4. Shelving - roller mounted, sliding, storage or different bottle sizes 
When it comes to the day to day use and functionality of your wine cabinet (and, believe me, the amount of enjoyment versus frustration you will experience), an important factor is the type of shelving.

Firstly, unless the shelves are roller mounted, you will probably struggle to open a fully stacked shelf. Secondly, the style of shelving (ie. either sliding or storage) needed is based on how much of the same wine you buy as well as how long your wine needs to be aged. If you typically buy wine in dozens or half dozens and want to store longer term, you may consider storage shelves which allow greater capacity in your wine cabinet as bottles are stacked on top of each other. Sliding shelves are ideal for wines you want to drink shorter term as they allow easy access to each bottle. Last but by no means least, consider buying shelves that are specifically made for different wine varieties such as champagne and Bordeaux.

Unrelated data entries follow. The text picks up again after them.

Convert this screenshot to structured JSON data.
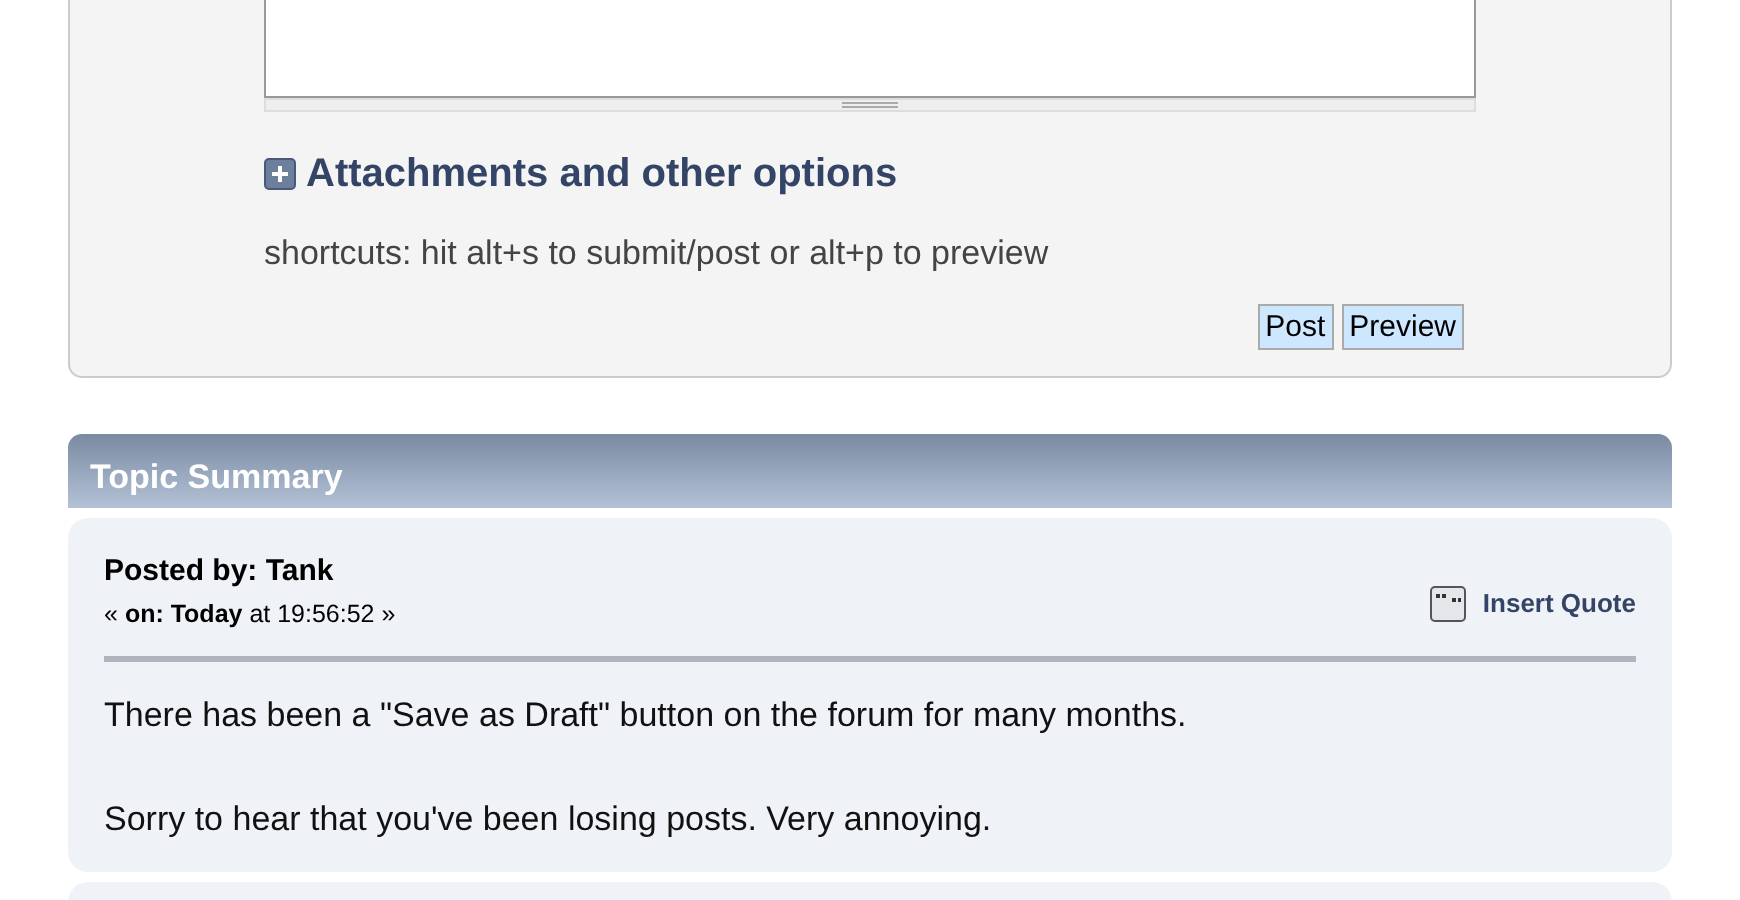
{
  "post_form": {
    "attachments_heading": "Attachments and other options",
    "expanded": false,
    "shortcuts": "shortcuts: hit alt+s to submit/post or alt+p to preview",
    "buttons": [
      "Post",
      "Preview"
    ]
  },
  "topic_summary": {
    "title": "Topic Summary",
    "posts": [
      {
        "posted_by": "Posted by: Tank",
        "date": "« **on: Today** at 19:56:52 »",
        "insert_quote": "Insert Quote",
        "paragraphs": [
          "There has been a \"Save as Draft\" button on the forum for many months.",
          "Sorry to hear that you've been losing posts.  Very annoying."
        ]
      }
    ]
  }
}
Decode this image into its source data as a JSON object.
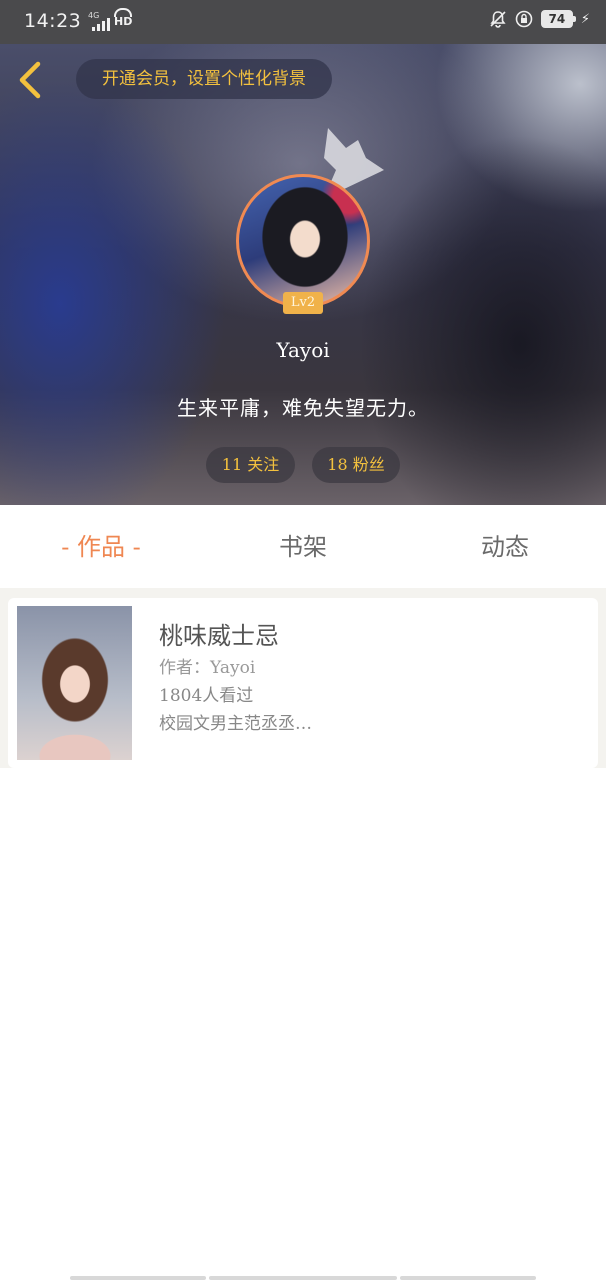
{
  "status_bar": {
    "time": "14:23",
    "network": "4G",
    "hd": "HD",
    "battery": "74"
  },
  "header": {
    "vip_banner": "开通会员，设置个性化背景",
    "level": "Lv2",
    "username": "Yayoi",
    "bio": "生来平庸，难免失望无力。",
    "following": "11 关注",
    "fans": "18 粉丝"
  },
  "tabs": [
    {
      "label": "- 作品 -",
      "active": true
    },
    {
      "label": "书架",
      "active": false
    },
    {
      "label": "动态",
      "active": false
    }
  ],
  "works": [
    {
      "title": "桃味威士忌",
      "author": "作者：Yayoi",
      "views": "1804人看过",
      "description": "校园文男主范丞丞…"
    }
  ],
  "colors": {
    "accent_orange": "#ef8752",
    "gold": "#f3c13e"
  }
}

Taking all of this into consideration, here is a list of questions you should ask the organisation you are buying your wine cabinet from:

Questions to Ask When Researching a Wine Fridge 
1. Where was the wine fridge manufactured and how long has the manufacturer been making wine cabinets? 
2. Can I see the wine fridge fully stacked with wine so I can understand capacity as well as functionality for different bottle shapes? 
3. How does the wine cabinet's shelving cater for different bottle shapes and sizes (eg. champagne)? 
4. Can I slide a shelf that is fully stacked so I can see how easy it is to use? 
5. Can I hear the wine fridge turned on so I can determine how much noise it makes? 
6. How does the light in the wine cabinet impact the wine? Is it a 'cold' light, or does it heat up? 
7. Is humidity displayed and monitored and how does it ensure that corks don't dry out? 
8. Is there more than one degree variance once the temperature is set at the recommended 14 degrees? 
9. Is your organisation responsible for after sales service or will you pass me on to the manufacturer? 
10. How precisely does the unit deliver and monitor uniform temperature throughout the unit? 
11. How does the wine cabinet address vibration (which is a major enemy of wine long term)? 
12. Are the walls stipled aluminum or just plastic? 
13. Does the organisation understand storing and aging wine? Can they add some value?